Tuesday, October 20, 2009

New Paddlemaking Book - Adirondack Guide Paddles

In my never ending quest to learn more about unique paddle designs, I stumbled across the page of Dr. Gordon L. Fisher describing his recent (2008) publication, Guideboat Paddles: An Adirondack Treasure. Available online is a PDF format excerpt from the book that shows some black and white photos documenting grip carving. Intrigued, I ordered a copy and recently received it in the mail.

Single blade Adirondack style paddles are quite a speciality in the paddling community. Their usage and history localized to the Adirondack region of New York state. My knowledge of guideboats in general was quite limited having assumed that they were exclusively rowed with oars rather than propelled with single blades, but an informative opening section in the book describes how many guides would silently maneuver the guideboats with single blade paddles as their sporting passengers would hunt deer and other game.
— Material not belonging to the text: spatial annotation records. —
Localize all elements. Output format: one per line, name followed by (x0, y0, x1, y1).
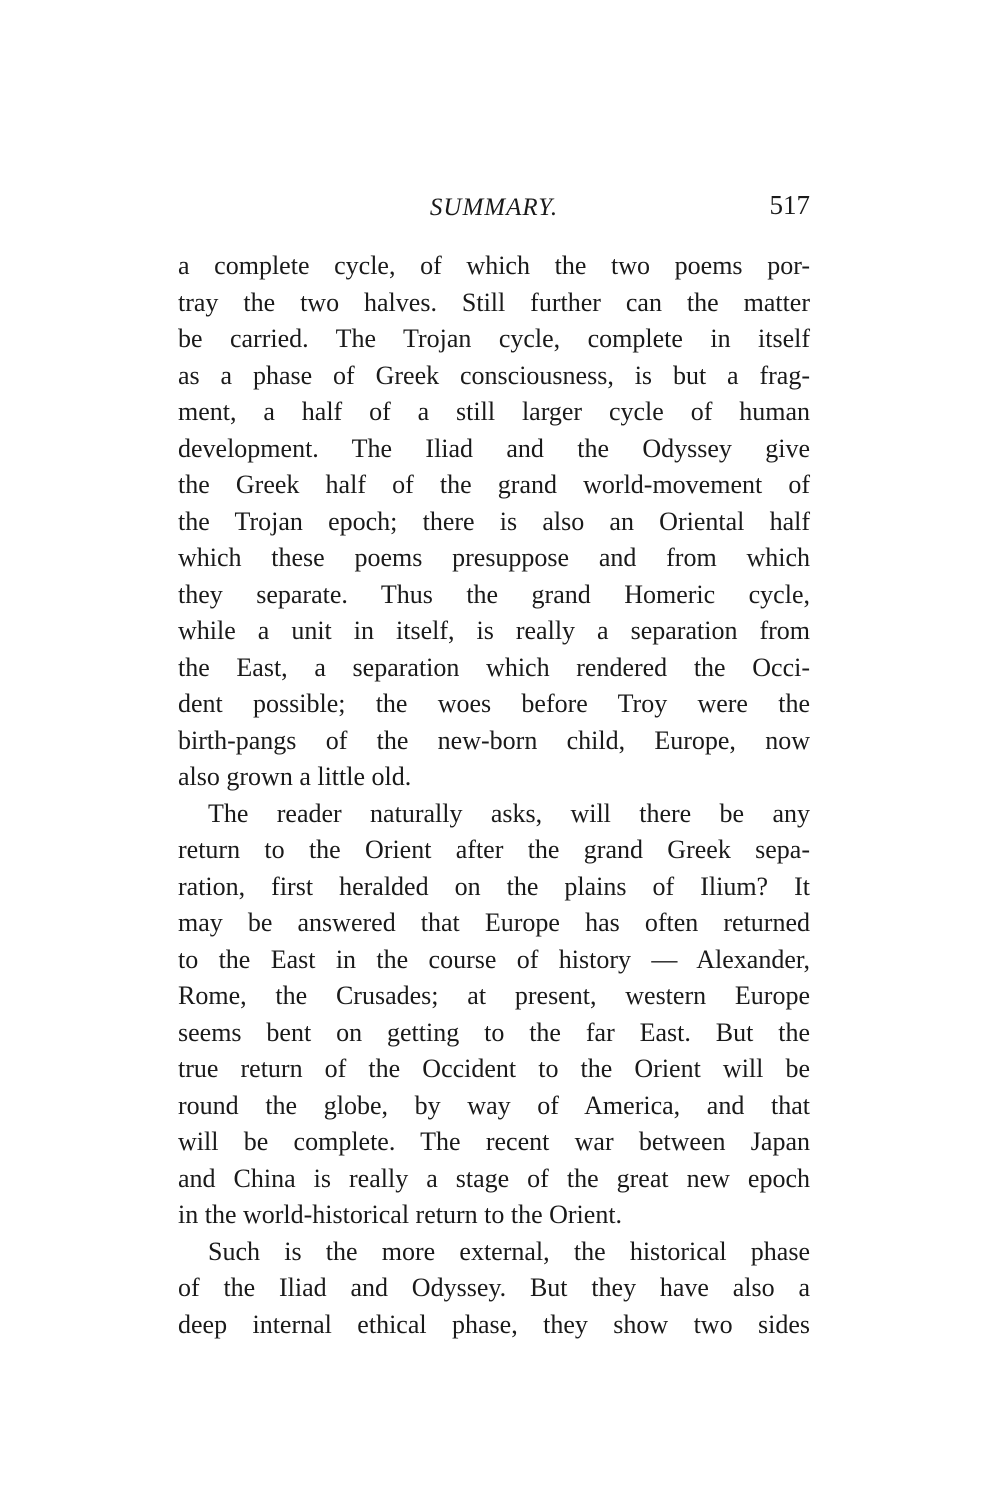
text-line: of the Iliad and Odyssey. But they have also a (178, 1273, 810, 1302)
text-line: Rome, the Crusades; at present, western Europe (178, 981, 810, 1010)
text-line: return to the Orient after the grand Greek sepa- (178, 835, 810, 864)
paragraph-end-line: also grown a little old. (178, 762, 412, 791)
text-line: development. The Iliad and the Odyssey give (178, 433, 810, 463)
text-line: true return of the Occident to the Orient will be (178, 1054, 810, 1083)
running-head (178, 190, 810, 230)
text-line: will be complete. The recent war between Japan (178, 1127, 810, 1156)
text-line: round the globe, by way of America, and that (178, 1090, 810, 1120)
text-line: deep internal ethical phase, they show two sides (178, 1309, 810, 1339)
text-line: be carried. The Trojan cycle, complete in itself (178, 324, 810, 353)
text-line: the East, a separation which rendered the Occi- (178, 652, 810, 682)
body-text (178, 248, 810, 1343)
text-line: birth-pangs of the new-born child, Europe, now (178, 725, 810, 755)
paragraph-end-line: in the world-historical return to the Orient. (178, 1200, 623, 1229)
paragraph-start-line: The reader naturally asks, will there be any (208, 798, 810, 828)
text-line: ration, first heralded on the plains of Ilium? It (178, 871, 810, 901)
text-line: tray the two halves. Still further can the matter (178, 287, 810, 317)
text-line: may be answered that Europe has often returned (178, 908, 810, 937)
text-line: the Greek half of the grand world-movement of (178, 470, 810, 499)
text-line: dent possible; the woes before Troy were the (178, 689, 810, 718)
text-line: and China is really a stage of the great new epoch (178, 1163, 810, 1193)
running-title: SUMMARY. (429, 194, 559, 221)
text-line: as a phase of Greek consciousness, is but a frag- (178, 360, 810, 390)
text-line: while a unit in itself, is really a separation from (178, 616, 810, 645)
text-line: ment, a half of a still larger cycle of human (178, 397, 810, 426)
page-number: 517 (769, 190, 810, 220)
paragraph-start-line: Such is the more external, the historical phase (208, 1236, 810, 1266)
text-line: which these poems presuppose and from which (178, 543, 810, 572)
text-line: they separate. Thus the grand Homeric cycle, (178, 579, 810, 609)
text-line: to the East in the course of history — Alexander, (178, 944, 810, 974)
text-line: the Trojan epoch; there is also an Oriental half (178, 506, 810, 536)
text-line: a complete cycle, of which the two poems por- (178, 251, 810, 280)
text-line: seems bent on getting to the far East. But the (178, 1017, 810, 1047)
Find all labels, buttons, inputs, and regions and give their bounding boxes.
Often, while one person powered the craft with oars, a helmsman would steer the boat with a single blade from the stern. Single blade paddles were therefore quite functional with guideboat touring.
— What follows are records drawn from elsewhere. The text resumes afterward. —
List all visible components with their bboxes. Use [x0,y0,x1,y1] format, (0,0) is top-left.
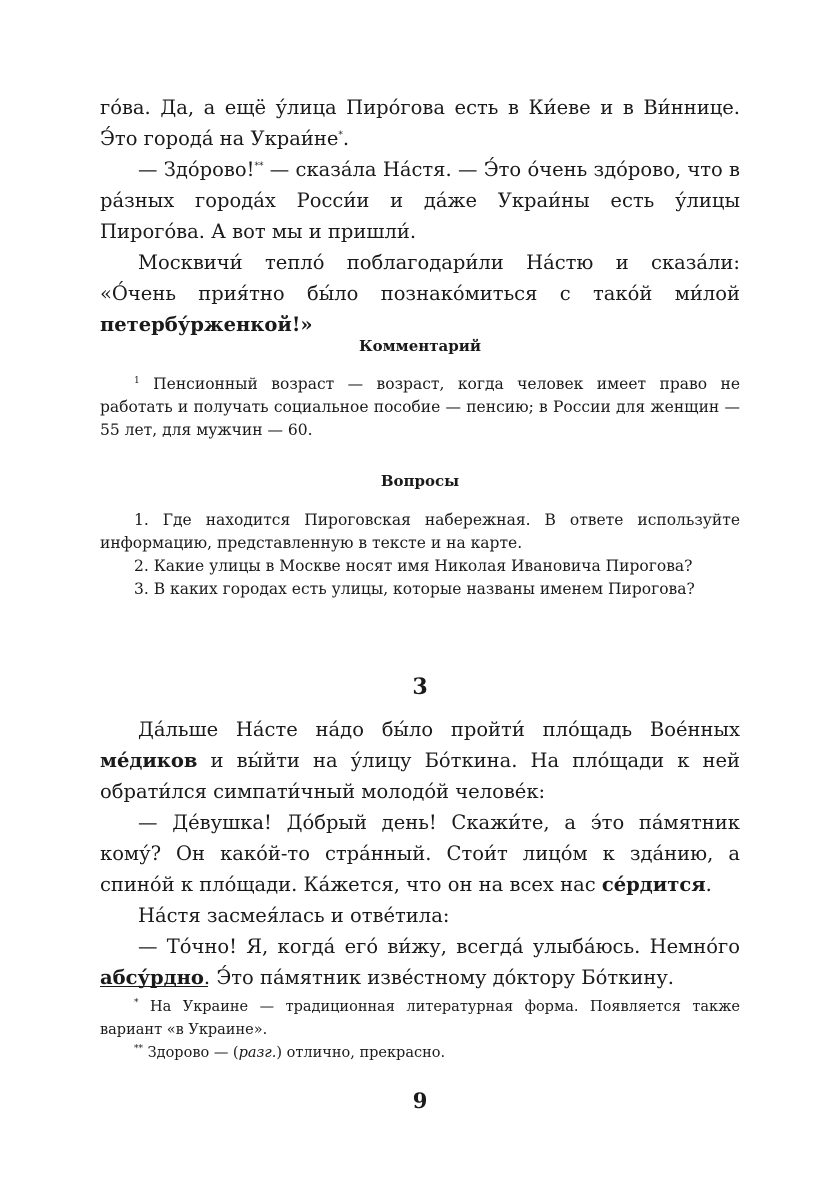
footnote-mark: 1 [134,375,140,386]
comment-text [100,373,740,442]
footnotes [100,996,740,1065]
footnote-divider [100,986,208,987]
paragraph-text: Москвичи́ тепло́ поблагодари́ли На́стю и сказа́ли: «О́чень прия́тно бы́ло познако́миться с тако́й ми́лой [100,251,740,305]
bold-term: ме́диков [100,749,198,772]
paragraph-text: — сказа́ла На́стя. — Э́то о́чень здо́рово, что в ра́зных города́х Росси́и и да́же Украи́ны есть у́лицы Пирого́ва. А вот мы и пришли́. [100,158,741,243]
paragraph [100,92,740,154]
footnote [100,996,740,1042]
paragraph [100,931,740,993]
top-text [100,92,740,340]
paragraph-text: и вы́йти на у́лицу Бо́ткина. На пло́щади к ней обрати́лся симпати́чный молодо́й челове́к: [100,749,740,803]
comment-heading: Комментарий [359,337,481,355]
footnote-italic: разг. [238,1045,277,1061]
footnote-mark: * [338,130,343,141]
section-number: 3 [412,674,428,700]
footnote-text: На Украине — традиционная литературная форма. Появляется также вариант «в Украине». [100,999,740,1038]
paragraph-text: — Здо́рово! [138,158,255,181]
bold-term: абсу́рдно [100,966,204,989]
paragraph-text: — То́чно! Я, когда́ его́ ви́жу, всегда́ улыба́юсь. Немно́го [138,935,740,958]
footnote-mark: * [134,998,139,1009]
paragraph [100,247,740,340]
paragraph [100,807,740,900]
questions-heading: Вопросы [380,472,460,490]
question-item: 2. Какие улицы в Москве носят имя Николая Ивановича Пирогова? [134,557,693,575]
paragraph [100,154,740,247]
comment-body: Пенсионный возраст — возраст, когда человек имеет право не работать и получать социальное пособие — пенсию; в России для женщин — 55 лет, для мужчин — 60. [100,375,740,439]
questions-list [100,509,740,601]
footnote-text: ) отлично, прекрасно. [276,1045,446,1061]
paragraph [100,714,740,807]
bold-term: се́рдится [601,873,706,896]
page-number: 9 [412,1088,428,1113]
footnote-mark: ** [134,1044,143,1055]
book-page [100,0,740,1182]
question-item: 1. Где находится Пироговская набережная. В ответе используйте информацию, представленную в тексте и на карте. [100,511,740,552]
comment-block [100,373,740,442]
footnote [100,1042,740,1065]
paragraph-text: . [705,873,712,896]
paragraph: На́стя засмея́лась и отве́тила: [138,904,450,927]
bold-term: петербу́рженкой!» [100,313,313,336]
paragraph-text: . [342,127,350,150]
question-item: 3. В каких городах есть улицы, которые названы именем Пирогова? [134,580,695,598]
paragraph-text: — Де́вушка! До́брый день! Скажи́те, а э́то па́мятник кому́? Он како́й-то стра́нный. Стои́т лицо́м к зда́нию, а спино́й к пло́щади. Ка́жется, что он на всех нас [100,811,740,896]
section-text [100,714,740,993]
footnote-mark: ** [254,161,264,172]
paragraph-text: Да́льше На́сте на́до бы́ло пройти́ пло́щадь Вое́нных [138,718,740,741]
paragraph-text: . Э́то па́мятник изве́стному до́ктору Бо́ткину. [203,966,674,989]
paragraph-text: го́ва. Да, а ещё у́лица Пиро́гова есть в Ки́еве и в Ви́ннице. Э́то города́ на Украи́не [100,96,740,150]
footnote-text: Здорово — ( [143,1045,239,1061]
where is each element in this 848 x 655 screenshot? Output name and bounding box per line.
The truly interesting feature of the paddles, however, are the circular grips. The book details some of the surviving historical paddles now at the Adirondack Museum and provides plenty of computer generated sketches and technical details necessary for reproducing the unique handle designs. Offset data as well as fullsized portions of the blade curves make reproduction a breeze. From a canoeing persepective, the narrow, straight sided blades would serve well for solo paddling, although the length of the paddles (and proportional blade lengths) would need to be reduced , especially when kneeling. Other than that, these are some designs I intend to replicated soon.
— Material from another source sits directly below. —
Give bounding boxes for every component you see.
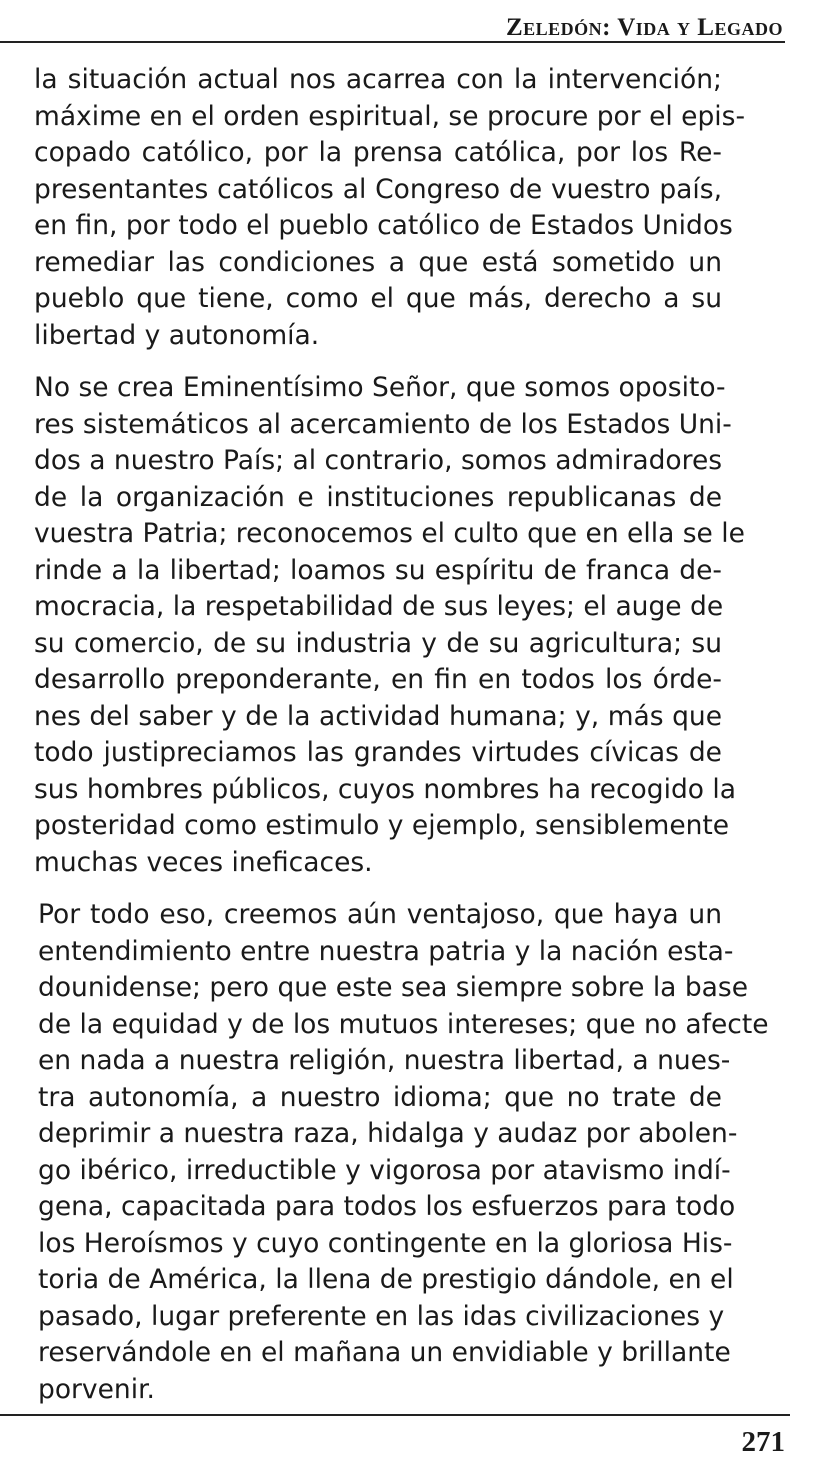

What I thoroughly enjoyed about the book, besides the plentiful illustrations and photos, was the historical context of each of the museum paddles described in the text. To many, a paddle is just a utilitarian object until a story is attached to it and its history revealed. All in all, I thoroughly enjoyed Gordon's contribution to the paddle making community and hope to make a trip to the Adirondack Museum one day and check these unique designs out with my own eyes.


Bryan said...

Looking forward to see you build one. I'll also be interested in your impressions of the round handle--how it works, etc.

Matt said...

I’ve been enjoying your posts and thank you for your contribution to our understanding of canoe paddle history.